Define the language L to consist of strings that represent certain web-page addresses. For this assignment you are to design a DFA to recognize L and write a program that implements your DFA.
The Language L
To precisely specify L, first define Γ = {a, b, c, . . . , z} as the set of lower-case Roman letters, and let Σ = Γ ∪ {.}; i.e., Σ is the set consisting of all the lower-case Roman letters and the dot (or period). Define the following sets:
S1 = {www.}
S2 = ΓΓ∗, which consists of strings over Γ of positive length
S3 = {.com} ∪ {.co.jp}
Then we define the following sets of strings over Σ:
L1 = S1S2S3
L2 = S2S3
L = L1 ∪ L2
Strings in L1 are (a subset of) web addresses that have three parts, where the first part is "www.", the second part is a positive-length string of lower-case Roman letters, and the third part is ".com" or ".co.jp". (The suffix ".co.jp" is used in some web addresses in Japan.) Strings in L2 are (a subset of) web addresses that have only the last two parts. For example, the strings www.abcdef.com, www.com.com, www.co.com, www.abcdef.co.jp, www.com.co.jp, and www.co.co.jp belong to L1, and the strings abcdef.co.jp, www.co.jp, abcdef.co.jp, and www.co.jp belong to L2.
The specification of L does not include all valid web addresses since we included several restrictions to simplify the assignment. For example, only lower-case Roman letters and dots are allowed, strings in L must end with .com or .co.jp, etc.
DFA for L
First construct a DFA M = (Q, Σ, δ , q1, F ) that recognizes L. The DFA must satisfy each of the following properties:
The DFA must be defined with the above alphabet Σ. Your DFA does not have to handle symbols that are not in Σ.
The states in the DFA must be labeled q1, q2, q3, . . . , qn, where q1 is the start state and n is the number of states in the DFA. (It is also acceptable for the states to be labeled q0, q1, . . . , qn-1, with q0 the start state.)
You will lose points if your DFA is overly complicated. To simplify your DFA drawing, omit any edges going from a state q ?∈F to a "trap state" (i.e., a non-accepting state from which the DFA can never leave). All other edges must be included in your drawing. Clearly identify which state is the trap state in the drawing of your DFA. Also, to simplify your drawing, you should define Γl = Γ - {l} for any symbol l ∈ Γ; i.e., Γl is the set of all lower-case Roman letters except for l. For example, Γw = {a, b, c, . . . , v, x, y, z}, so your DFA might include something like the following:
Thus, if the DFA is currently in state q1, then it moves to q2 on reading w, and it moves to state q3 on reading any other lower-case Roman letter.
Program Specifications
You must write your program in either C, C++, or Java. All input/output must be through standard input/output, and your program is to work as follows:
1. Your program asks the user if s/he wants to enter a string. The user then enters "y" for "yes", or "n" for "no".
If the user enters "n", then the program terminates.
If the user enters "y", then the user is prompted to enter a string over Σ.

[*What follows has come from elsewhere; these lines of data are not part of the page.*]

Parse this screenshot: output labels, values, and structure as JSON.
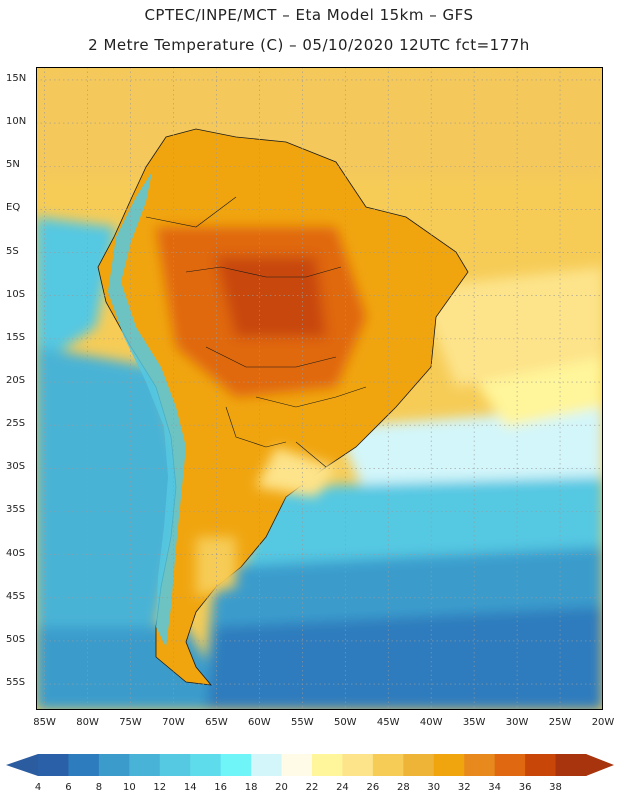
{
  "title": {
    "line1": "CPTEC/INPE/MCT –  Eta Model 15km – GFS",
    "line2": "2 Metre Temperature (C) – 05/10/2020 12UTC fct=177h"
  },
  "map": {
    "region": "South America",
    "lat_labels": [
      "15N",
      "10N",
      "5N",
      "EQ",
      "5S",
      "10S",
      "15S",
      "20S",
      "25S",
      "30S",
      "35S",
      "40S",
      "45S",
      "50S",
      "55S"
    ],
    "lon_labels": [
      "85W",
      "80W",
      "75W",
      "70W",
      "65W",
      "60W",
      "55W",
      "50W",
      "45W",
      "40W",
      "35W",
      "30W",
      "25W",
      "20W"
    ],
    "lat_values": [
      15,
      10,
      5,
      0,
      -5,
      -10,
      -15,
      -20,
      -25,
      -30,
      -35,
      -40,
      -45,
      -50,
      -55
    ],
    "lon_values": [
      -85,
      -80,
      -75,
      -70,
      -65,
      -60,
      -55,
      -50,
      -45,
      -40,
      -35,
      -30,
      -25,
      -20
    ],
    "lat_range": [
      -58,
      16.5
    ],
    "lon_range": [
      -86,
      -20
    ]
  },
  "colorbar": {
    "labels": [
      "4",
      "6",
      "8",
      "10",
      "12",
      "14",
      "16",
      "18",
      "20",
      "22",
      "24",
      "26",
      "28",
      "30",
      "32",
      "34",
      "36",
      "38"
    ],
    "colors": [
      "#2a60a8",
      "#2d7cbd",
      "#3b9ccc",
      "#48b3d6",
      "#55c8e2",
      "#5fdceb",
      "#6ff4f8",
      "#d3f6fa",
      "#fffbe6",
      "#fff59a",
      "#fde38a",
      "#f6cc57",
      "#edb437",
      "#f0a50f",
      "#e7891d",
      "#e06811",
      "#c84708",
      "#a8340d"
    ],
    "low_color": "#2a5c9f",
    "high_color": "#a8340d"
  }
}
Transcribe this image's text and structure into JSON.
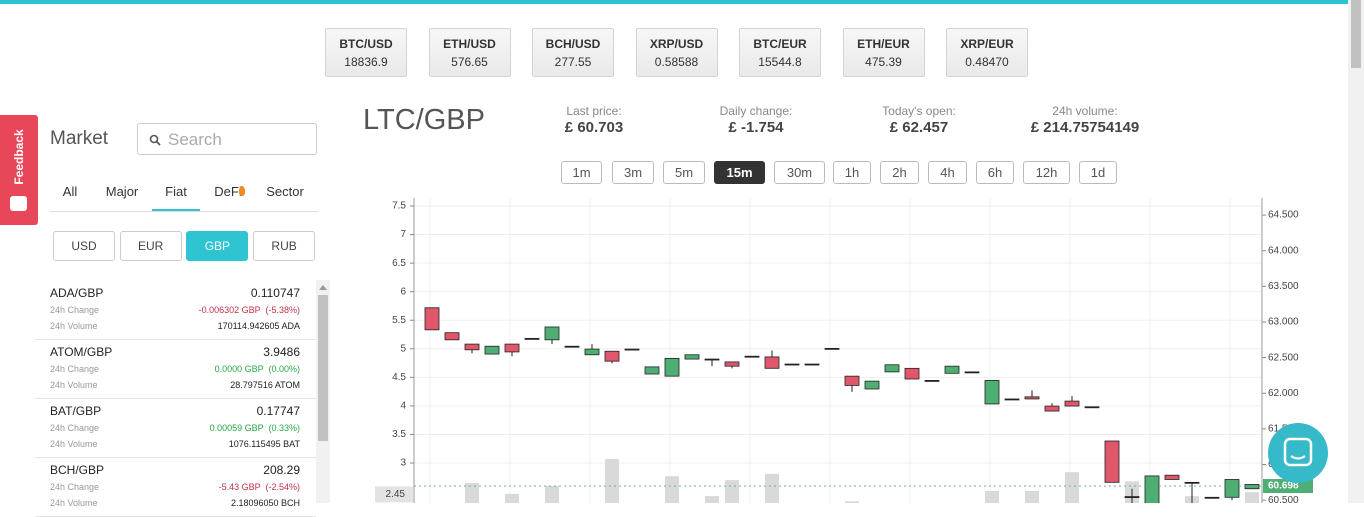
{
  "tickers": [
    {
      "pair": "BTC/USD",
      "price": "18836.9"
    },
    {
      "pair": "ETH/USD",
      "price": "576.65"
    },
    {
      "pair": "BCH/USD",
      "price": "277.55"
    },
    {
      "pair": "XRP/USD",
      "price": "0.58588"
    },
    {
      "pair": "BTC/EUR",
      "price": "15544.8"
    },
    {
      "pair": "ETH/EUR",
      "price": "475.39"
    },
    {
      "pair": "XRP/EUR",
      "price": "0.48470"
    }
  ],
  "feedback": "Feedback",
  "market": {
    "title": "Market",
    "search_placeholder": "Search",
    "tabs": [
      "All",
      "Major",
      "Fiat",
      "DeFi",
      "Sector"
    ],
    "active_tab": 2,
    "currencies": [
      "USD",
      "EUR",
      "GBP",
      "RUB"
    ],
    "active_currency": 2,
    "items": [
      {
        "pair": "ADA/GBP",
        "price": "0.110747",
        "change_label": "24h Change",
        "change": "-0.006302 GBP  (-5.38%)",
        "positive": false,
        "volume_label": "24h Volume",
        "volume": "170114.942605 ADA"
      },
      {
        "pair": "ATOM/GBP",
        "price": "3.9486",
        "change_label": "24h Change",
        "change": "0.0000 GBP  (0.00%)",
        "positive": true,
        "volume_label": "24h Volume",
        "volume": "28.797516 ATOM"
      },
      {
        "pair": "BAT/GBP",
        "price": "0.17747",
        "change_label": "24h Change",
        "change": "0.00059 GBP  (0.33%)",
        "positive": true,
        "volume_label": "24h Volume",
        "volume": "1076.115495 BAT"
      },
      {
        "pair": "BCH/GBP",
        "price": "208.29",
        "change_label": "24h Change",
        "change": "-5.43 GBP  (-2.54%)",
        "positive": false,
        "volume_label": "24h Volume",
        "volume": "2.18096050 BCH"
      }
    ]
  },
  "header": {
    "pair": "LTC/GBP",
    "stats": [
      {
        "label": "Last price:",
        "value": "£ 60.703"
      },
      {
        "label": "Daily change:",
        "value": "£ -1.754"
      },
      {
        "label": "Today's open:",
        "value": "£ 62.457"
      },
      {
        "label": "24h volume:",
        "value": "£ 214.75754149"
      }
    ]
  },
  "intervals": [
    "1m",
    "3m",
    "5m",
    "15m",
    "30m",
    "1h",
    "2h",
    "4h",
    "6h",
    "12h",
    "1d"
  ],
  "active_interval": 3,
  "chart_data": {
    "type": "candlestick",
    "up_color": "#4fae74",
    "down_color": "#e0566a",
    "volume_color": "#d9d9d9",
    "grid": true,
    "ylim": [
      2.3,
      7.64
    ],
    "yticks": [
      3,
      3.5,
      4,
      4.5,
      5,
      5.5,
      6,
      6.5,
      7,
      7.5
    ],
    "y2lim": [
      60.46,
      64.74
    ],
    "y2ticks": [
      {
        "value": 60.5,
        "label": "60.500"
      },
      {
        "value": 61,
        "label": "61.000"
      },
      {
        "value": 61.5,
        "label": "61.500"
      },
      {
        "value": 62,
        "label": "62.000"
      },
      {
        "value": 62.5,
        "label": "62.500"
      },
      {
        "value": 63,
        "label": "63.000"
      },
      {
        "value": 63.5,
        "label": "63.500"
      },
      {
        "value": 64,
        "label": "64.000"
      },
      {
        "value": 64.5,
        "label": "64.500"
      }
    ],
    "open": [
      63.2,
      62.85,
      62.69,
      62.55,
      62.69,
      62.77,
      62.75,
      62.66,
      62.54,
      62.59,
      62.62,
      62.27,
      62.24,
      62.48,
      62.48,
      62.44,
      62.52,
      62.51,
      62.41,
      62.41,
      62.63,
      62.24,
      62.06,
      62.3,
      62.35,
      62.18,
      62.28,
      62.3,
      61.85,
      61.92,
      61.95,
      61.82,
      61.89,
      61.81,
      61.33,
      60.55,
      60.45,
      60.85,
      60.75,
      60.54,
      60.54,
      60.66
    ],
    "high": [
      63.2,
      62.85,
      62.69,
      62.66,
      62.69,
      62.77,
      62.93,
      62.66,
      62.69,
      62.59,
      62.62,
      62.37,
      62.49,
      62.54,
      62.48,
      62.44,
      62.52,
      62.6,
      62.41,
      62.41,
      62.63,
      62.24,
      62.17,
      62.4,
      62.35,
      62.18,
      62.38,
      62.3,
      62.18,
      61.92,
      62.04,
      61.86,
      61.96,
      61.81,
      61.33,
      60.66,
      60.84,
      60.85,
      60.75,
      60.54,
      60.79,
      60.72
    ],
    "low": [
      62.89,
      62.75,
      62.56,
      62.55,
      62.52,
      62.77,
      62.69,
      62.66,
      62.54,
      62.42,
      62.62,
      62.27,
      62.24,
      62.48,
      62.38,
      62.35,
      62.52,
      62.35,
      62.41,
      62.41,
      62.63,
      62.02,
      62.06,
      62.3,
      62.2,
      62.18,
      62.28,
      62.3,
      61.85,
      61.92,
      61.92,
      61.75,
      61.82,
      61.81,
      60.75,
      60.4,
      60.4,
      60.79,
      60.3,
      60.54,
      60.5,
      60.66
    ],
    "close": [
      62.89,
      62.75,
      62.61,
      62.66,
      62.58,
      62.77,
      62.93,
      62.66,
      62.62,
      62.45,
      62.62,
      62.37,
      62.49,
      62.54,
      62.48,
      62.38,
      62.52,
      62.35,
      62.41,
      62.41,
      62.63,
      62.11,
      62.17,
      62.4,
      62.2,
      62.18,
      62.38,
      62.3,
      62.18,
      61.92,
      61.92,
      61.75,
      61.82,
      61.81,
      60.75,
      60.55,
      60.84,
      60.79,
      60.75,
      60.54,
      60.79,
      60.72
    ],
    "volume": [
      2.3,
      2.3,
      2.65,
      2.3,
      2.46,
      2.3,
      2.6,
      2.3,
      2.3,
      3.07,
      2.3,
      2.3,
      2.77,
      2.3,
      2.42,
      2.7,
      2.3,
      2.81,
      2.3,
      2.3,
      2.3,
      2.33,
      2.3,
      2.3,
      2.3,
      2.3,
      2.3,
      2.3,
      2.51,
      2.3,
      2.51,
      2.3,
      2.84,
      2.3,
      2.3,
      2.68,
      2.3,
      2.3,
      2.42,
      2.3,
      2.3,
      2.49
    ],
    "last_price": 60.698,
    "last_volume": 2.45
  }
}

2. If the user chooses to input a string, your program then reads in the string. After reading in the string, your program prints it. Then your program processes the entire string on the DFA, one character at a time, in the following manner.
Your program must begin in the start state of the DFA and print out the name of that state (q1 or q0).
After each character from the string is processed on the DFA, your program must print out the character and the name of the current state of the DFA. Even if your DFA is in a trap state, your program must do this for each character in the string until it reaches the end of the string.
To simplify your program, you should check the ASCII code of each character of the string and process on the DFA accordingly.
3. After processing the entire string on the DFA, your program must indicate if the string is accepted or rejected based on the state in which the DFA ended. Your program then should return to step 1.